Metrobeat: March 2005: Pages 16 - 18

It seems that there are a lot of people in Durban who remember the whaling days and not a few who were actively involved. I'm hoping to receive a lot more pictures and information from the folk who contacted me. Two of them said that they have cine film taken at the whaling station and I'm presently trying to line up somebody who knows about dealing with old film and can digitise it for posterity.

On another topic entirely, my informant Marius Beytell recently sent me a very interesting helicopter picture which, after some fiddling, I managed to have identified as an Mi-24 attack helicopter. The aircraft is Russian in origin and known in Western defense circles as the Hind. It fought in Afghanistan and is apparently a very potent beast, armed as it is with a four-barrel 12.7mm machine gun, a twin-barrel 30mm cannon and any number of different missile types.

Picture courtesy Marius Beytell

The question is what it it was doing flying over Scotsburgh Golf Course at 7,15am on 8 February 2005. I do have reason to believe that it stopped off in Durban to refuel but know nothing further. An Internet source tells me that the machine has a range of nearly 1000km, when fitted with extra fuel tanks, so it must have come from somewhere and been going somewhere within that. The captain of a Russian vessel passing offshore who couldn't resist popping in to town for a bunny chow and a crate of Castle beer??

I'd welcome hearing from anyone who can throw some light on the subject.

ADDED 6 December 2011:

My informant Peter Noci has just been in touch to shed some light on the mysterious chopper. He wrote:

The subject is indeed a "Hind" or the Mil Mi 24 attack helicopter. However, the particular beast photographed by Mr. Beytell is the Mi 24 "Superhind" as modified and up-graded by Advanced Technologies Engineering based in Midrand. The helicopter was developed as an upgrade using most of the systems employed in manufacture of the S.A.A.F. Rooivalk attack helicopter, and ZU-BOI was the prototype machine. The Algerian Air-force fleet was so rebuilt and modified by A.T.E. a few years ago. Exactly what the machine was doing at the time in Durban air-space would be conjecture. Suffice to say, it would only be issued with a permit to fly for testing purposes or for display / filming purposes – there was a military testing range off the coast of Cape-Vidal a few years ago, and the machine was also used in the making of the film "Blood Diamonds", although I believe this was shot mostly in the Cape region. The helicopter was based for it's test flying programmes at the the Overberg (military) Test Facilty on the Cape Coast.

(My brother was a director with the company and involved in development with the avionics systems)

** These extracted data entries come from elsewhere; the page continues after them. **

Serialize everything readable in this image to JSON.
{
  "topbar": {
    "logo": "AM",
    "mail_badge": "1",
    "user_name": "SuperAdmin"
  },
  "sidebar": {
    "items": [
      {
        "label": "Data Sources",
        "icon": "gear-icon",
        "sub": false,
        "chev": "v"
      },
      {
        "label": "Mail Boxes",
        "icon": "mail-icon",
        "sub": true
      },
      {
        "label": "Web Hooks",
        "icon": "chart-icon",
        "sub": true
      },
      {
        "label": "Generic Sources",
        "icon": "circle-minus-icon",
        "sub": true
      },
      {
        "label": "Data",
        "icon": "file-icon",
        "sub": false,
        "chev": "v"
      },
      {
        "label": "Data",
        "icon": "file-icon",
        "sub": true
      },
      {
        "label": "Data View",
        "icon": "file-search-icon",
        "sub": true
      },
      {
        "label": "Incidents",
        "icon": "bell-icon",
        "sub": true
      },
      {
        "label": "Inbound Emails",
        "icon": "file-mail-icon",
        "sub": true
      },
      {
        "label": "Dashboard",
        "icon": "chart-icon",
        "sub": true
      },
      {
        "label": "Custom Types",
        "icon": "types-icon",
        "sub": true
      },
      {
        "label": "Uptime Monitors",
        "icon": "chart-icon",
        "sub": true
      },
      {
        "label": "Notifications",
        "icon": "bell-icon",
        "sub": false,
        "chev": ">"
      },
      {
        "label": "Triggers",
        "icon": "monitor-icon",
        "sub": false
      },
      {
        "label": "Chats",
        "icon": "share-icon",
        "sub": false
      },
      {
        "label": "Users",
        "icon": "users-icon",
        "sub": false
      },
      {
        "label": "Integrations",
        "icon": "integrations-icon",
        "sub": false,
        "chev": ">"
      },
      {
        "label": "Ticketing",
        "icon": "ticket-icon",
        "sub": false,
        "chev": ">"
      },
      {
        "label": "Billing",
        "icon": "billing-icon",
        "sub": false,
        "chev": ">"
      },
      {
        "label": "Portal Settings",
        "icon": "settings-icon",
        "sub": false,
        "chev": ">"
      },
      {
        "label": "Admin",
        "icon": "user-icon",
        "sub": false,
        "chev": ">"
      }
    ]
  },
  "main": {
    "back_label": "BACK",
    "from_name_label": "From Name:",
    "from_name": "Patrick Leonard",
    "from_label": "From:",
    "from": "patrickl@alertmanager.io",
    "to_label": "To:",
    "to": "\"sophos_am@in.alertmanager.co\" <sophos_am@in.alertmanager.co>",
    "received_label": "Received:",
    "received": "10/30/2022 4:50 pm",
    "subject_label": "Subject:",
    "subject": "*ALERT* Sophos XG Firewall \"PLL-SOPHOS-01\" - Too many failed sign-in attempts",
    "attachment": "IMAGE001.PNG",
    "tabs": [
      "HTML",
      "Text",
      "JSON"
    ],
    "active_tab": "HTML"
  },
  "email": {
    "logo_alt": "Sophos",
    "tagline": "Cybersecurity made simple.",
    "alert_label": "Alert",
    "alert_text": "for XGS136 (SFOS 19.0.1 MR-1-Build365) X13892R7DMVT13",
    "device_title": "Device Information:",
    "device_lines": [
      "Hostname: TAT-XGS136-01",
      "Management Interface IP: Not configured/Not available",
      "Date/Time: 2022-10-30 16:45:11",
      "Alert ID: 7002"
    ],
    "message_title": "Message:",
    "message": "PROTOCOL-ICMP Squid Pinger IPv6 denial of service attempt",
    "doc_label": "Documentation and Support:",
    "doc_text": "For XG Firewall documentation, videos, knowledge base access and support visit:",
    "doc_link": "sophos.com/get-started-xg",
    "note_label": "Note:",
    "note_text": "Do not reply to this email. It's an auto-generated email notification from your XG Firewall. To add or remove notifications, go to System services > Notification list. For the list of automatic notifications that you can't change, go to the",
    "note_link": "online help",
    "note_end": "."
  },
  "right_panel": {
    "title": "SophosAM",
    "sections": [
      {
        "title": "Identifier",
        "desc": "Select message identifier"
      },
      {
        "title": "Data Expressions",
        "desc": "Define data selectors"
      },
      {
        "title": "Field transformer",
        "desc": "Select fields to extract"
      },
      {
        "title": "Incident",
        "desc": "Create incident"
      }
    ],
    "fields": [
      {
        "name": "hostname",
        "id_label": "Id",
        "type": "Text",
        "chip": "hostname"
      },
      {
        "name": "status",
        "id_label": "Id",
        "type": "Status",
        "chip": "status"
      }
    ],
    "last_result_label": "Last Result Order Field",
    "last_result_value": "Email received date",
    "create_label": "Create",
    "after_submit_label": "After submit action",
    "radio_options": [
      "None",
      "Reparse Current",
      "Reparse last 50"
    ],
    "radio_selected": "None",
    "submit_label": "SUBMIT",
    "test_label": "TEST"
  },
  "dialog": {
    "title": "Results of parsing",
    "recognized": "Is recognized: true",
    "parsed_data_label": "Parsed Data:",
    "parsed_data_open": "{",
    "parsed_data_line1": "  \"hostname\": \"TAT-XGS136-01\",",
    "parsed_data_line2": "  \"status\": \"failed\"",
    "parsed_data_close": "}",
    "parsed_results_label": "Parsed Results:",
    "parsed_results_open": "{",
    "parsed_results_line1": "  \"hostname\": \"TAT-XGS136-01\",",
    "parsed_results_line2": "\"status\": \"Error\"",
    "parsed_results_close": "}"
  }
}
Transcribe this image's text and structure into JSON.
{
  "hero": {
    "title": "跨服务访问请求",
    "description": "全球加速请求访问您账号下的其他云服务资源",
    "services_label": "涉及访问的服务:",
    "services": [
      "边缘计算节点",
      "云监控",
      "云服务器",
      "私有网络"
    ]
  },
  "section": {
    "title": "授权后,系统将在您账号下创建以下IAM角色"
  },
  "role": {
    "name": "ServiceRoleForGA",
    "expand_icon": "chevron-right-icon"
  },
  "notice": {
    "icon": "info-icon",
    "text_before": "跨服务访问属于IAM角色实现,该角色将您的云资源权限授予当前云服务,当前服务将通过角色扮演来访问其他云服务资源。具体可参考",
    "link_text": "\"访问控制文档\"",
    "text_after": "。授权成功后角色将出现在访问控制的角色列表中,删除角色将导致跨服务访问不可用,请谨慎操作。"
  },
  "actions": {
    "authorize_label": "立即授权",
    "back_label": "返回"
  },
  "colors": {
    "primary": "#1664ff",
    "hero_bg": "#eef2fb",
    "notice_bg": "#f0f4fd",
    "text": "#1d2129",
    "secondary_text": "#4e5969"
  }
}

I enclose a picture of the prototype beast taken at the Waterkloof air base during the AAD 2003 show. For what it's worth, I hope this sheds a bit of light on the 'mystery' for you and Mr. Beytell. I continue to browse your site with great pleasure, mixed with a little heart-ache I must admit, I hope it continues to grow in the same manner with more precious memories...Thank you indeed..!

Peter Noci

Click to enlarge image.

16 March 2005

I have been Internetting for a long time but I am often still surprised at what you can find out there. I was looking for information on the liner City of Durban to add to my collection of ships that have been called Durban, when I came across something else. Right at the top of this page is a picture of a leaflet produced in WWII to welcome visiting troops to Durban but, according to the reminsicences of a member of the New Zealand 5th Field Artillery Regiment, not all the residents were equally welcoming. It seems that, while the unit stopped over in Durban for four days, Gunner Ted Burgess had his ear bitten off in 'one foul bite' by a large Durbanite who objected having his foot trodden on.

The source page is here. Warning: passage contains one racially hurtful word.

Grenadier Guards
I have also had a response from Mark Whitehead to the pictures of the Grenadier Guards Bandsmen on this page, above. Mark is the band archivist and says that, as far as he knows, the band only visited Durban in 1931. He is hoping to be able to identify the bandsmen in the picture.